The "prosperity gospel" would have me think that if I "believed enough" or "had enough faith" that these "not fair" things wouldn't be for me or any of the other good people. But I have learned over the past year of living in the middle of Plan B that prosperity isn't what I need - the word of God is what I need. It has nothing to do with being "good".
When I begin to question God, I have to go back to some words I wrote in the front of my Bible many many years ago ... "Every single thing has been filtered through His hands." He knew the diagnosis long before it was given. He knew the exact number of days we would share with our loved ones here on this earth. He knew that there would be times where we would be broken hearted, worn, and have our very spirit crushed.

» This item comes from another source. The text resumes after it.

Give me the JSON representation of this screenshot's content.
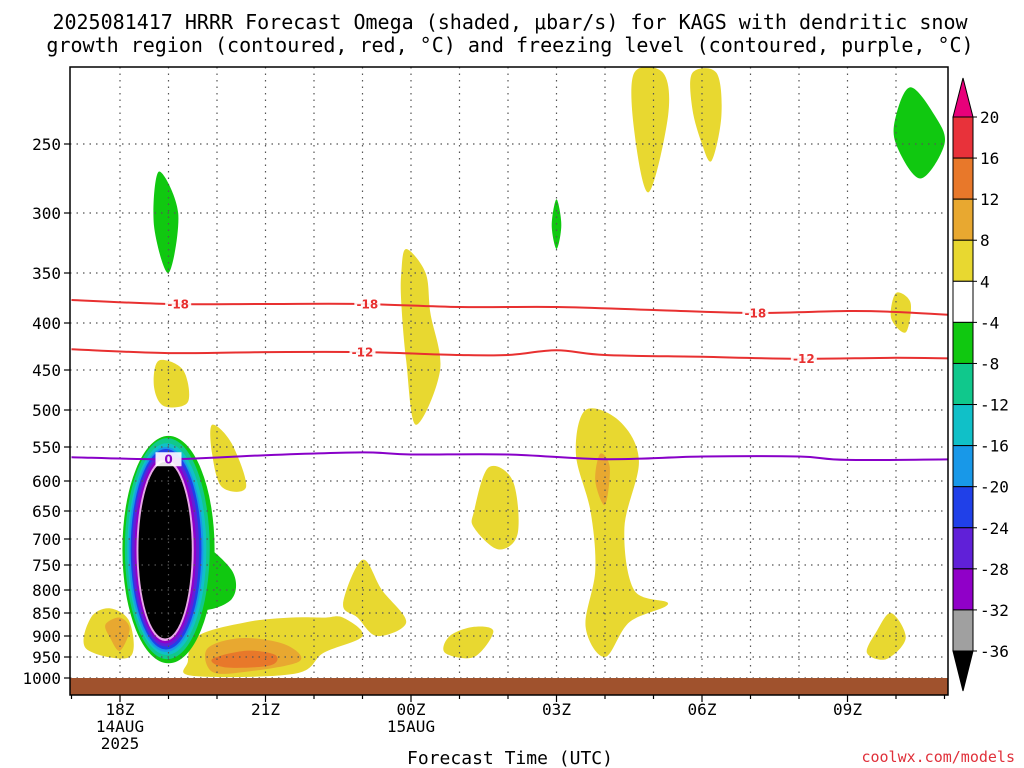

"Not only so, but we also glory in our sufferings, because we know that suffering produces perseverance; perseverance, character; and character, hope." - Romans 5:3-4
On the tough days like today, when my mind gets bogged down in the "Life's NOT fair" - I go back and think about the story of Joseph in the Old Testament. He had his fair share of bad days and understood that life was not fair. He went through terrible suffering. He served time in prison for a crime he didn't even commit. And he was sold into slavery by his very own brothers. After the whole ordeal Joseph said in Genesis 50:20 : “You intended to harm me, but God intended it for good to accomplish what is now being done, the saving of many lives.” Ultimately God used Joseph and his experiences to save his own family and point many other folks to the savior.
It is really easy to stand up and praise God when you have just hit the walk off home run. That makes it so easy to do the "happy dance" in the dugout. We have all practiced that dance a million times in our dreams. But let's face it-- It isn't easy to be on the losing end of life. We don't dream about losing or getting beat over and over again. But I would venture to say that I have learned more about life and love during the losing seasons.
Some of the best things in life have come to me through the losing seasons. Because my child was so very sick, I drew nearer to God than I had ever been before. Let me tell you -- HE is the healer for the broken hearted. Redemption wins in the end. He can give you rest. He will walk with you through the very roughest of days/nights. His grace is enough. Especially on the days when you are on the losing end - hold tight to His promises.
I Corinthians 2:9 provides an amazing truth for days like today --“No eye has seen, no ear has heard, no mind has conceived what God has prepared for those who love him.” God has promised a time when there will be no more suffering, no more pain, no more crying, no more tears, and we will be reunited with HIM in perfect harmony. When we belong to Him - this world is not our home, we are just passing through. Glory!
Plan B is rough and uncomfortable. Fall into the arms of Jesus.
He loves you with an unfailing love. He will give you hope.